Ideas of shifting sexuality and gender identity, or the transgender, are explored in Liz Kotz’s interview with Judith Butler. Butler acknowledges that gender is a “kind of psychic norm and cultural practice…[that] will always elude a fixed definition.” 7 But she denounces the reading that one can decide each morning what gender identity to adopt based on what clothes to wear and what style to implement as the commoditization of gender and a form of consumerism. To Butler, that identity is not fixed in the clothes one wears, but is constantly shifting based on a conception of self-identity by the individual. She also argues against images as the basis for subjectivity by criticizing the feminist denunciation of pornography. She does, however, believe in the post-modern idea of multiple readings of representation as opposed to the fixed truth claim. “I don’t think you can draw lines from a representation to a set of social situations in any kind of stable way. What’s interesting to me is how those lines can perpetually be redrawn.” Cindy Sherman also takes up the idea of gender identity and representation in her feminist work through a series of self-portrait film stills8 that criticizes the male gaze in cinema, and the stereotypical poses of women in films.
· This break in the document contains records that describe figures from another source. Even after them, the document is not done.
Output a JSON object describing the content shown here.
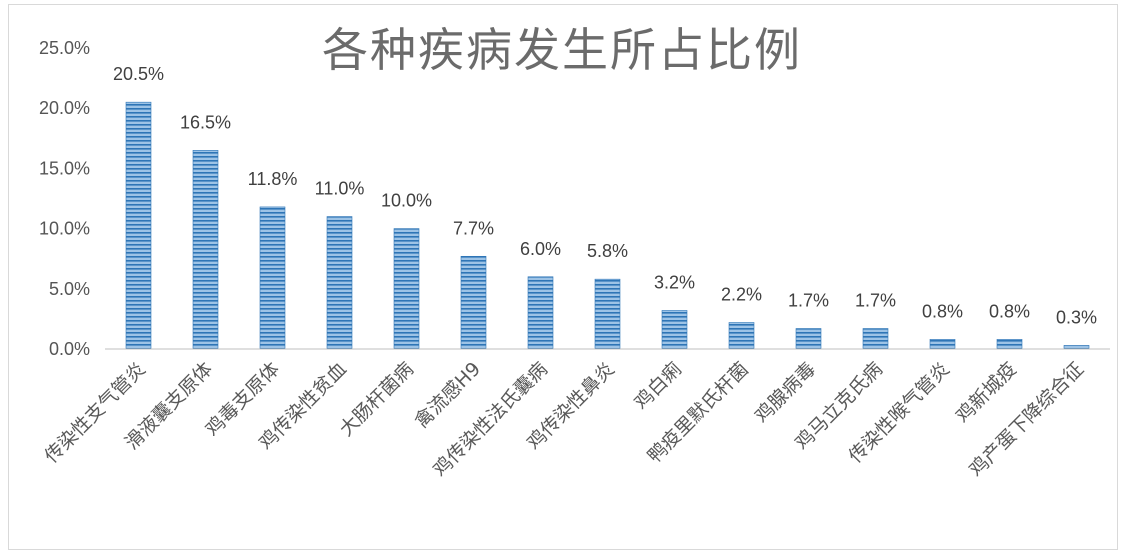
{
  "chart_data": {
    "type": "bar",
    "title": "各种疾病发生所占比例",
    "xlabel": "",
    "ylabel": "",
    "ylim": [
      0,
      25
    ],
    "y_ticks": [
      "0.0%",
      "5.0%",
      "10.0%",
      "15.0%",
      "20.0%",
      "25.0%"
    ],
    "y_tick_values": [
      0,
      5,
      10,
      15,
      20,
      25
    ],
    "categories": [
      "传染性支气管炎",
      "滑液囊支原体",
      "鸡毒支原体",
      "鸡传染性贫血",
      "大肠杆菌病",
      "禽流感H9",
      "鸡传染性法氏囊病",
      "鸡传染性鼻炎",
      "鸡白痢",
      "鸭疫里默氏杆菌",
      "鸡腺病毒",
      "鸡马立克氏病",
      "传染性喉气管炎",
      "鸡新城疫",
      "鸡产蛋下降综合征"
    ],
    "values": [
      20.5,
      16.5,
      11.8,
      11.0,
      10.0,
      7.7,
      6.0,
      5.8,
      3.2,
      2.2,
      1.7,
      1.7,
      0.8,
      0.8,
      0.3
    ],
    "data_labels": [
      "20.5%",
      "16.5%",
      "11.8%",
      "11.0%",
      "10.0%",
      "7.7%",
      "6.0%",
      "5.8%",
      "3.2%",
      "2.2%",
      "1.7%",
      "1.7%",
      "0.8%",
      "0.8%",
      "0.3%"
    ],
    "grid": false,
    "legend": "none",
    "colors": {
      "bar_fill": "#9dc3e6",
      "bar_stripe": "#2e75b6",
      "axis_line": "#bfbfbf",
      "title": "#6b6b6b"
    }
  }
}
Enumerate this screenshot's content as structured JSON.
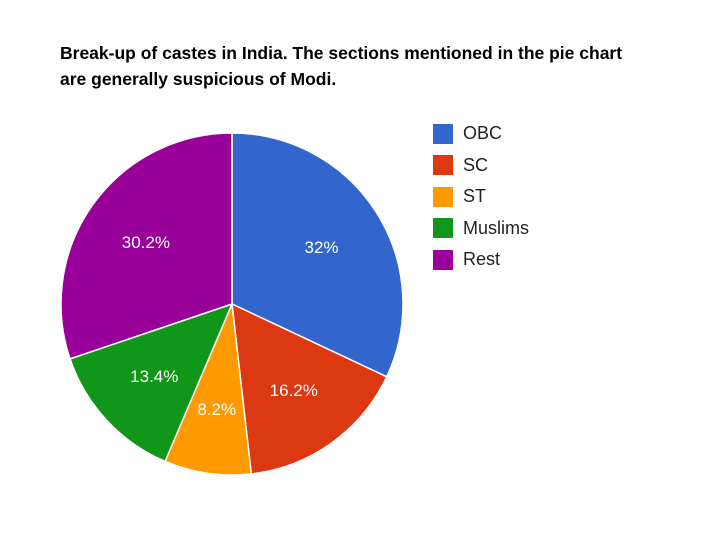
{
  "chart_data": {
    "type": "pie",
    "title": "Break-up of castes in India. The sections mentioned in the pie chart are generally suspicious of Modi.",
    "categories": [
      "OBC",
      "SC",
      "ST",
      "Muslims",
      "Rest"
    ],
    "values": [
      32,
      16.2,
      8.2,
      13.4,
      30.2
    ],
    "labels": [
      "32%",
      "16.2%",
      "8.2%",
      "13.4%",
      "30.2%"
    ],
    "colors": [
      "#3366cc",
      "#dc3912",
      "#ff9900",
      "#109618",
      "#990099"
    ],
    "legend_position": "right"
  }
}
The black and white films stills are simulacra in that they are representative photographs pointing at an image that doesn’t exist. When looking at Sherman’s work, one is filled with a strange sense that the film still is really from a actual film because these images have been so ingrained in our minds that they no longer require an original. The representation will suffice in producing reality.

Conclusion

In this modern era of increasing media saturation that the situationist Guy Debord coined the Society of the Spectacle, not only are our relationships with others mediated by images, our very identity is mediated by images as well. Combined with a society where the difference between the real and its representation is all but the same, this poses serious questions for all to consider. From the realm of art to technology to the intimate question of sexual identity, no aspect of culture is left unaffected by this shift in reality. One can either view this as a crisis of authenticity or embrace the hyperrealistic society by realizing the power of images and acknowledging its role in creating reality and subjectivity.


  1. Baudrillard, Jean. “The Hyper-realism of Simulation.” Art in Theory 1900-2000: An Anthology of Changing Ideas. Ed. Charles Harrison & Paul Wood. Malden: Blackwell, 2003. 1018-1020.
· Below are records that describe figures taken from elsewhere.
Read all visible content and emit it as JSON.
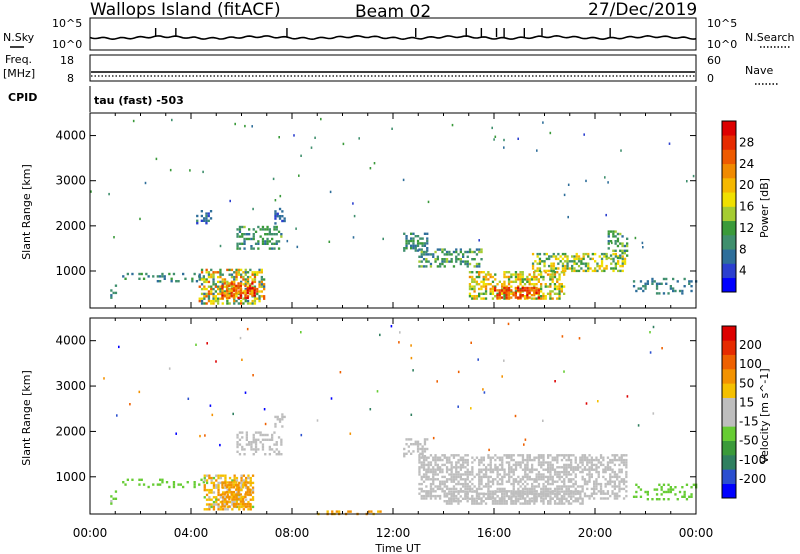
{
  "header": {
    "station": "Wallops Island (fitACF)",
    "beam": "Beam 02",
    "date": "27/Dec/2019"
  },
  "panels": {
    "nsky": {
      "label": "N.Sky",
      "left_ticks": [
        "10^5",
        "10^0"
      ],
      "right_ticks": [
        "10^5",
        "10^0"
      ],
      "right_label": "N.Search",
      "spikes_ut": [
        2.6,
        3.4,
        7.8,
        12.9,
        14.9,
        15.5,
        16.1,
        16.4,
        17.2,
        17.9,
        20.6
      ]
    },
    "freq": {
      "label_line1": "Freq.",
      "label_line2": "[MHz]",
      "left_ticks": [
        "18",
        "8"
      ],
      "right_ticks": [
        "60",
        "0"
      ],
      "right_label": "Nave"
    },
    "cpid": {
      "label": "CPID",
      "text": "tau (fast) -503"
    }
  },
  "axes": {
    "xlabel": "Time UT",
    "xticks": [
      "00:00",
      "04:00",
      "08:00",
      "12:00",
      "16:00",
      "20:00",
      "00:00"
    ],
    "ylabel": "Slant Range [km]",
    "yticks": [
      "1000",
      "2000",
      "3000",
      "4000"
    ]
  },
  "colorbars": {
    "power": {
      "label": "Power [dB]",
      "ticks": [
        "28",
        "24",
        "20",
        "16",
        "12",
        "8",
        "4"
      ],
      "colors": [
        "#0000ff",
        "#2b3fcf",
        "#2e6e9a",
        "#3f8f6d",
        "#3a9a3a",
        "#a5cc32",
        "#f0e000",
        "#f5b800",
        "#f18a00",
        "#ee5a00",
        "#e62b00",
        "#dd0000"
      ]
    },
    "velocity": {
      "label": "Velocity [m s^-1]",
      "ticks": [
        "200",
        "100",
        "50",
        "15",
        "-15",
        "-50",
        "-100",
        "-200"
      ],
      "colors": [
        "#0000ff",
        "#2b4fcf",
        "#2f7f5f",
        "#3a9a3a",
        "#66cc33",
        "#bebebe",
        "#bebebe",
        "#f5c000",
        "#f39200",
        "#ee6000",
        "#e62b00",
        "#dd0000"
      ]
    }
  },
  "chart_data": [
    {
      "type": "heatmap",
      "name": "Power",
      "x_range_ut": [
        0,
        24
      ],
      "ylim_km": [
        180,
        4500
      ],
      "value_range": [
        0,
        30
      ],
      "units": "dB",
      "scatter_regions": [
        {
          "ut": [
            0.8,
            1.0
          ],
          "range": [
            400,
            700
          ],
          "value": [
            6,
            10
          ],
          "density": 0.5
        },
        {
          "ut": [
            1.0,
            4.5
          ],
          "range": [
            780,
            960
          ],
          "value": [
            5,
            11
          ],
          "density": 0.18
        },
        {
          "ut": [
            4.3,
            6.9
          ],
          "range": [
            300,
            1050
          ],
          "value": [
            6,
            24
          ],
          "density": 0.55
        },
        {
          "ut": [
            5.2,
            6.5
          ],
          "range": [
            400,
            750
          ],
          "value": [
            18,
            29
          ],
          "density": 0.6
        },
        {
          "ut": [
            5.8,
            7.6
          ],
          "range": [
            1500,
            2000
          ],
          "value": [
            6,
            13
          ],
          "density": 0.45
        },
        {
          "ut": [
            4.2,
            4.8
          ],
          "range": [
            2050,
            2350
          ],
          "value": [
            4,
            8
          ],
          "density": 0.3
        },
        {
          "ut": [
            7.3,
            7.7
          ],
          "range": [
            2050,
            2400
          ],
          "value": [
            4,
            8
          ],
          "density": 0.3
        },
        {
          "ut": [
            12.4,
            13.4
          ],
          "range": [
            1450,
            1850
          ],
          "value": [
            5,
            12
          ],
          "density": 0.45
        },
        {
          "ut": [
            13.0,
            15.5
          ],
          "range": [
            1100,
            1500
          ],
          "value": [
            6,
            14
          ],
          "density": 0.45
        },
        {
          "ut": [
            15.0,
            18.8
          ],
          "range": [
            400,
            1000
          ],
          "value": [
            10,
            22
          ],
          "density": 0.55
        },
        {
          "ut": [
            16.0,
            17.8
          ],
          "range": [
            400,
            650
          ],
          "value": [
            20,
            29
          ],
          "density": 0.6
        },
        {
          "ut": [
            17.5,
            21.2
          ],
          "range": [
            1000,
            1400
          ],
          "value": [
            8,
            20
          ],
          "density": 0.5
        },
        {
          "ut": [
            20.5,
            21.3
          ],
          "range": [
            1300,
            1900
          ],
          "value": [
            6,
            14
          ],
          "density": 0.4
        },
        {
          "ut": [
            21.5,
            24.0
          ],
          "range": [
            500,
            850
          ],
          "value": [
            5,
            10
          ],
          "density": 0.25
        }
      ]
    },
    {
      "type": "heatmap",
      "name": "Velocity",
      "x_range_ut": [
        0,
        24
      ],
      "ylim_km": [
        180,
        4500
      ],
      "value_range": [
        -250,
        250
      ],
      "units": "m s^-1",
      "scatter_regions": [
        {
          "ut": [
            0.8,
            1.0
          ],
          "range": [
            400,
            700
          ],
          "value": [
            -15,
            40
          ],
          "density": 0.5
        },
        {
          "ut": [
            1.0,
            4.5
          ],
          "range": [
            780,
            960
          ],
          "value": [
            15,
            50
          ],
          "density": 0.15
        },
        {
          "ut": [
            4.5,
            6.5
          ],
          "range": [
            300,
            1050
          ],
          "value": [
            -80,
            20
          ],
          "density": 0.55
        },
        {
          "ut": [
            5.2,
            6.3
          ],
          "range": [
            350,
            900
          ],
          "value": [
            -90,
            -40
          ],
          "density": 0.6
        },
        {
          "ut": [
            5.8,
            7.6
          ],
          "range": [
            1500,
            2000
          ],
          "value": [
            -14,
            14
          ],
          "density": 0.4
        },
        {
          "ut": [
            7.3,
            7.7
          ],
          "range": [
            2050,
            2400
          ],
          "value": [
            -14,
            14
          ],
          "density": 0.3
        },
        {
          "ut": [
            12.4,
            13.4
          ],
          "range": [
            1450,
            1850
          ],
          "value": [
            -14,
            14
          ],
          "density": 0.4
        },
        {
          "ut": [
            13.0,
            21.2
          ],
          "range": [
            500,
            1500
          ],
          "value": [
            -14,
            14
          ],
          "density": 0.55
        },
        {
          "ut": [
            14.0,
            19.5
          ],
          "range": [
            400,
            700
          ],
          "value": [
            -14,
            14
          ],
          "density": 0.6
        },
        {
          "ut": [
            9.0,
            11.5
          ],
          "range": [
            180,
            260
          ],
          "value": [
            -80,
            -30
          ],
          "density": 0.25
        },
        {
          "ut": [
            21.5,
            24.0
          ],
          "range": [
            500,
            850
          ],
          "value": [
            15,
            45
          ],
          "density": 0.25
        }
      ]
    }
  ]
}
  2. Warhol, Andy. Marilyn Monroe Diptych. 1962 Ambulance Disaster. 1963.
  3. Levine, Sherrie. After Walker Evans. 1980.
  4. Bladerunner. Dir: Ridley Scott. Warner Brothers, 1982.
  5. Hofstadter, Douglas. “A Coffeehouse Conversation on the Turing Test.” The Age of Intelligent Machines. Ed. Raymond Kurzweil. Cambridge: MIT Press, 1992. 80-101.
  6. Waldrop, Mitchell. “Can Computers Think?” The Age of Intelligent Machines. Ed. Raymond Kurzweil. Cambridge: MIT Press, 1992. 62-67.
  7. Kotz, Liz. “The Body You Want.” Artforum. Nov. 1992: 82-89.
  8. Sherman, Cindy. Film Stills Series. 1978-1980.